Explain the effective internal resistance of cells connected in parallel combination. Compare the results to the external resistance.

Cells in parallel: In parallel connection all the positive terminals of the cells are connected to one point and all the negative terminals to a second point. These two points form the positive and negative terminals of the battery.
Let n cells be connected in parallel between the points A and B resistance R is connected between the points A and B. Let `xi` be the emf and r the internal resistance of each cell.
The equivalent internal resistance of the battery is `(1)/(r_(eq))=(1)/(r )+(1)/(r )+....(1)/(r )"(n temrs)"=(n)/(r )`
So, `r_(eq)=(r )/(n)` and the total resistance in the circuit `=R+(r )/(n)`. The total emf is the potential difference between the points A and B, which is equal to `xi`. The current in the circuit is given by

`I=(xi)/((r )/(n)+R)`
`I=(n xi)/(r +n R)" " ....(1)`
Case (a) If `r lt lt R`, then,
`I= (n xi)/(R )=n I_(1)" " ...(2)`
where II is the current due to a single cell and is equal to `(xi)/(r)` when R is negligible.

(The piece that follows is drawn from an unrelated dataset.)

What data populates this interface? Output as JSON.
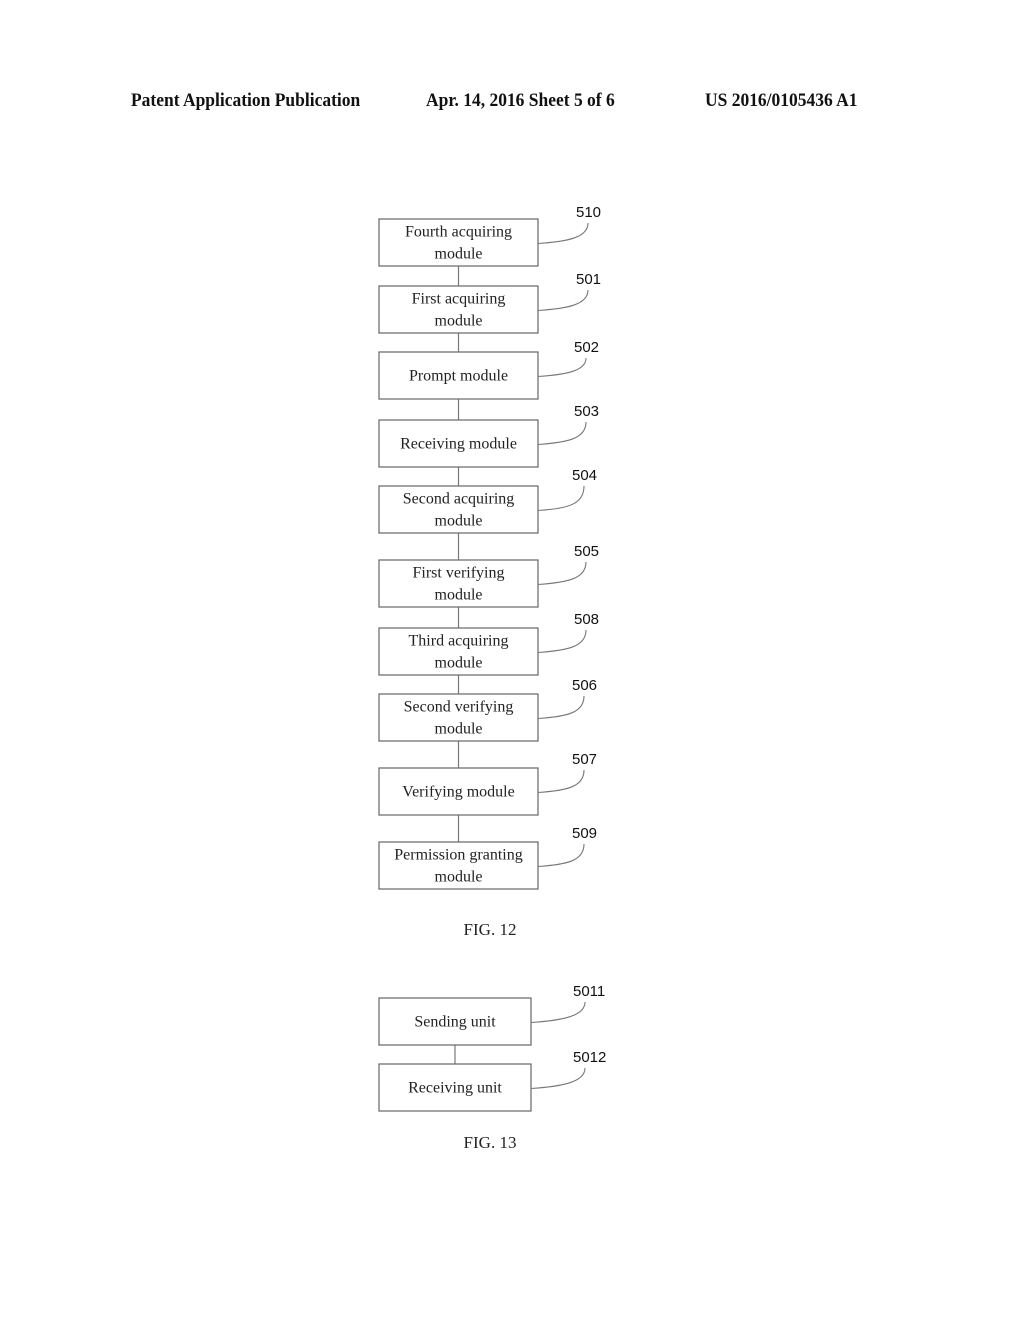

Thus, the current through the external resistance due to the whole battery is n times the current due to a single cell.
Case (b) If `r lt lt R, I=(xi)/(R)" " ....(3)`
The above equation implies that current due to the whole battery is the same as that due to a single cell. Hence it is advantageous to connect cells in parallel when the external resistance is very small compared to the internal resistance of the cells.